John Haxby john.haxby at oracle.com
Sun Oct 9 10:19:08 UTC 2016


> On 9 Oct 2016, at 02:52, Robert Elz <kre at munnari.OZ.AU> wrote:
> 
>    Date:        Sat, 8 Oct 2016 21:59:44 +0100
>    From:        John Haxby <john.haxby at oracle.com>
>    Message-ID:  <E732F782-B470-4FF9-8754-CA018858AF94 at oracle.com>
> 
>  | The epoch is approximately=94 midnight at the beginning of 1970.
> 
> No, it is exactly the beginning of 1970 (UTC).   The issue is that the
> "seconds" that are counted are not international standard seconds, but
> posix seconds, which are defined to be 1/86400 of the length of the day
> in which they occur.   That means that posix seconds can be slightly
> (very slightly) longer (or in principal, shorter) than IS seconds.
> 
> If you're trying to measure precise time intervals, posix seconds are
> useless (though they're fine if all you care about is the nearest 1/10
> of a second or so) but for working with calendars, they're ideal, as there's
> no need to keep a table of when leap seconds occur (which, as they're
> unpredictable, is the only way to deal with them.)

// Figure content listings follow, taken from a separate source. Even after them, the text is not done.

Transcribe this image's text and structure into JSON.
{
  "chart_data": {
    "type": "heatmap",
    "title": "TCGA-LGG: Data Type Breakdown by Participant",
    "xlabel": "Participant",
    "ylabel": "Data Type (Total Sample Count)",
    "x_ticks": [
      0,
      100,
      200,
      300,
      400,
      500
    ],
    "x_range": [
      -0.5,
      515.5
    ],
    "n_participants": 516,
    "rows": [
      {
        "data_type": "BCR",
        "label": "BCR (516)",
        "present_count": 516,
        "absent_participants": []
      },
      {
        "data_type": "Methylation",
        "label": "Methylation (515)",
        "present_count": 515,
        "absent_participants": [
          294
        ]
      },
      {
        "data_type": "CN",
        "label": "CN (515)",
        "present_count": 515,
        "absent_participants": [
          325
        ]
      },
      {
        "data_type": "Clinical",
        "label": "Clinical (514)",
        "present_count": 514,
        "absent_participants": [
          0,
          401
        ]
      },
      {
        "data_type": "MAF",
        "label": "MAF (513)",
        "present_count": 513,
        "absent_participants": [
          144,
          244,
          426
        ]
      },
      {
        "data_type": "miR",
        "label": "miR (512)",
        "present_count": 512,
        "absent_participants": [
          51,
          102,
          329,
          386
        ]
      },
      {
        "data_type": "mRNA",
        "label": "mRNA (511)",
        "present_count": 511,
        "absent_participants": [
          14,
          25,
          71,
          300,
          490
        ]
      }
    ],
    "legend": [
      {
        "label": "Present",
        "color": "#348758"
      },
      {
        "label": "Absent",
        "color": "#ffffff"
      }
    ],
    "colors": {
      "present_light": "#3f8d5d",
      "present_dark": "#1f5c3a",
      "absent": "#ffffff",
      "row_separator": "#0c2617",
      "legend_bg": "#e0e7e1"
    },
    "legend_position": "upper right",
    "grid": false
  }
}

http://pubs.opengroup.org/onlinepubs/009695399/basedefs/xbd_chap04.html#tag_04_14

> 4.14 Seconds Since the Epoch
> 
> A value that approximates the number of seconds that have elapsed since the Epoch.

It goes on to say that “the relationship between the actual time of day and the current value for seconds since the Epoch is unspecified” and “each and every day since the Epoch shall be accounted for by exactly 86400 seconds”.     To my eyes, it’s quite obviously trying to avoid mentioning leap seconds and the fact that some days actually have a different number of seconds.   The trouble is, once you introduce leap seconds and a defined conversion from seconds since the Epoch to struct tm then you introduce a whole lot of pain doing arithmetic with struct tm.

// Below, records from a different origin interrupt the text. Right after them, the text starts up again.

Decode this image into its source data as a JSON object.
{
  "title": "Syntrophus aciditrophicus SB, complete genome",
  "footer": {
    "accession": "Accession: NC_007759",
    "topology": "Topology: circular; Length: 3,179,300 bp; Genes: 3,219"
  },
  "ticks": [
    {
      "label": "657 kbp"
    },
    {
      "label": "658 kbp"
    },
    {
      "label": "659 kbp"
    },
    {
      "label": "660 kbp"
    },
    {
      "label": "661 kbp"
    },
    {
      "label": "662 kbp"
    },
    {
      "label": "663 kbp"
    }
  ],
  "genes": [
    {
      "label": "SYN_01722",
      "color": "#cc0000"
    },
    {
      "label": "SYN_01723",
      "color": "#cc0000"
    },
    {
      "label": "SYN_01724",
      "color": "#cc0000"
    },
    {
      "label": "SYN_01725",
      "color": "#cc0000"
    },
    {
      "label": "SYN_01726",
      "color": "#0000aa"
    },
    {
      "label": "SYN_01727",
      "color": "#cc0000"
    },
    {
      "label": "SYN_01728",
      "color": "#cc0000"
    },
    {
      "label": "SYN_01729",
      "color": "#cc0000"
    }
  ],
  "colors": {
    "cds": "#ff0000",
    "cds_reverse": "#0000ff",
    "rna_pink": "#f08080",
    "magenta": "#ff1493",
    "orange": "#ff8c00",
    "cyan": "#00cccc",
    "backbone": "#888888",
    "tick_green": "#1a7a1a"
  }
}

A second really is a second though, there’s nothing about approximating the length of a second.   Interestingly, some people use gettimeofday(2) as an interval timer and can’t cope with it going backwards when there’s a leap second so they trade accuracy for uptime :) and use ntpd -x even though they should be using a monotonic clock (time since an unspecified epoch, often boot time) which doesn’t go backwards.   Also anyone who stores a timestamp as seconds since the epoch is in trouble because there are values that represent two distinct times, ie 23:59:59 and 23:59:60 UTC when there’s a leap second inserted.   They still do it, of course, and sooner or later the trading systems people are going to start complaining loudly that This Will Not Do™.   (I’ve mentioned before that ntp_gettime, which isn’t posix, allows for discovering whether or not you’re in a leap second so you can convert clock_gettime(CLOCK_REALTIME) to 23:59:60 for the affected one billion nanoseconds.)